When conducting an appeal against dismissal, an employer may conclude that the original dismissal procedure was flawed and may seek to put it right at the appeal stage, so as to avoid an unfair dismissal claim.  The Court of Appeal in Patel v Folkestone Nursing Home Ltd has confirmed that this will usually be possible.

Patel was employed as a healthcare assistant in a nursing home. In April, he was dismissed without notice for gross misconduct, following a disciplinary finding that he had slept on duty and falsified residents’ records. Mr Patel was informed that he would be reported to the care homes regulator because he had put residents at risk.

Mr Patel made an internal appeal against the dismissal. In June, his employer wrote to him stating that his appeal had been successful and he would be contacted to arrange a date to return to work. It acknowledged that Mr Patel had only slept during his rest breaks and had therefore not breached any rules. However, it did not refer to the alleged falsification of records or the referral to the regulator.
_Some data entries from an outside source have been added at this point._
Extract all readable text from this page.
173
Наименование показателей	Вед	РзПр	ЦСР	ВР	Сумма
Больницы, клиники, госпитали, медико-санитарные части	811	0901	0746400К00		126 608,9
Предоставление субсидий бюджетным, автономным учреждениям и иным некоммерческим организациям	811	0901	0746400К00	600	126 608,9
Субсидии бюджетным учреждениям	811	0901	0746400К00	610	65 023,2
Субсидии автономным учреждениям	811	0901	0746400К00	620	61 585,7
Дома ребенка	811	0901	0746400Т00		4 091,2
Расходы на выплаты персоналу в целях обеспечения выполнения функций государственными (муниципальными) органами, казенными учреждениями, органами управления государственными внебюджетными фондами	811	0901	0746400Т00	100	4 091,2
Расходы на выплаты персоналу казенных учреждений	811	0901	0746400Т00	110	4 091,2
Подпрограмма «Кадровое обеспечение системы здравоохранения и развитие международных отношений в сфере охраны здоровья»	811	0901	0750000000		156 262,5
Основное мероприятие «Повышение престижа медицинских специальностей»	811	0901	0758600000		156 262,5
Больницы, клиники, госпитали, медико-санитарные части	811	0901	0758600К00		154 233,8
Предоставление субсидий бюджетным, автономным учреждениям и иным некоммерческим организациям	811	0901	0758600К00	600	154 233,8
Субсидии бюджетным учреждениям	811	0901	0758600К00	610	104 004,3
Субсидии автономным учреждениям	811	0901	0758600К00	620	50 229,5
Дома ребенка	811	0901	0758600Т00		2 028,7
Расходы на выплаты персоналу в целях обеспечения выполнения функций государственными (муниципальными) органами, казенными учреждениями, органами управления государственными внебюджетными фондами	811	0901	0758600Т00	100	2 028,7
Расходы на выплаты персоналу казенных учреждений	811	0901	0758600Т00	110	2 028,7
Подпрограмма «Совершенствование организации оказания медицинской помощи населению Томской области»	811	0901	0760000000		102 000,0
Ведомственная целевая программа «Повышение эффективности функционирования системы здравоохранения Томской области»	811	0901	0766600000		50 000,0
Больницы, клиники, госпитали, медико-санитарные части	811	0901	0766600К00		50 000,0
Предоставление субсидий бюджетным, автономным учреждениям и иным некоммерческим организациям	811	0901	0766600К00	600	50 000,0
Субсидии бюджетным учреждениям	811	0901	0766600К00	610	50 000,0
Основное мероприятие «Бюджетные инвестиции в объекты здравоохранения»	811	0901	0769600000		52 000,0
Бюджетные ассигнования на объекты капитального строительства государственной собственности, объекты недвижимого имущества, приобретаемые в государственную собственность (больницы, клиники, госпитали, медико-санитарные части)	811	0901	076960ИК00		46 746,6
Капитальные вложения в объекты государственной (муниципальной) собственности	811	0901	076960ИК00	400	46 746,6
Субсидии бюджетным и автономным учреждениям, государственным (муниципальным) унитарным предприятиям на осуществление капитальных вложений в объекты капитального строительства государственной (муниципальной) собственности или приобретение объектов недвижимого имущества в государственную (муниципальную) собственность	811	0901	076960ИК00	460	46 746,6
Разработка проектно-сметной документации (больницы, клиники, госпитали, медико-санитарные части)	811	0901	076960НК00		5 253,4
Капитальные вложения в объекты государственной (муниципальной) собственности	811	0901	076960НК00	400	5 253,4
When he did not receive a response to his request for clarification, Mr Patel chose not to return to work and brought a claim for unfair dismissal.

The Court of Appeal upheld the previous decision of the Employment Appeal Tribunal (EAT), which held that the successful appeal effectively revived the employment contract.  It held that it is “clearly implicit” in an employment contract that “if an appeal is lodged, is pursued to conclusion and is successful, the effect is that both employer and employee are bound to treat the employment relationship as having remained in existence throughout”. By appealing against the dismissal the employee is accepting that, if they are successful, their dismissal will ‘disappear’ and they will no longer be able to pursue an unfair dismissal claim.

This case is a comforting reminder that a successful internal appeal against dismissal can make the original dismissal ‘disappear’ and, therefore, rectify an unfair dismissal. If the original decision to dismiss is flawed, a proper appeal can put things right and mean that the employee does not have a right to claim unfair dismissal.  In such instances, the contract will be revived and an employee cannot choose to remain dismissed unless there has been a fundamental breach of contract that might justify a ‘new’ claim for constructive dismissal.

In this case, however, the Court of Appeal did find that the appeal decision letter issued to Mr Patel in June was in “curious and unsatisfactory terms”, failing to make any findings in relation to the charge of falsifying records (which was arguably the more serious of the allegations against him) or to explain the situation regarding the regulatory referral. It was “strongly arguable” that these failures amounted to a breach of the employer’s implied duty to maintain trust and confidence.  The Judgment, therefore, also emphasises the importance of making sure that all relevant issues are covered in an appeal decision and that the individual receives a prompt response. The employer must explain as fully as possible the findings in relation to each charge and the status of any punitive measures that were imposed at dismissal stage.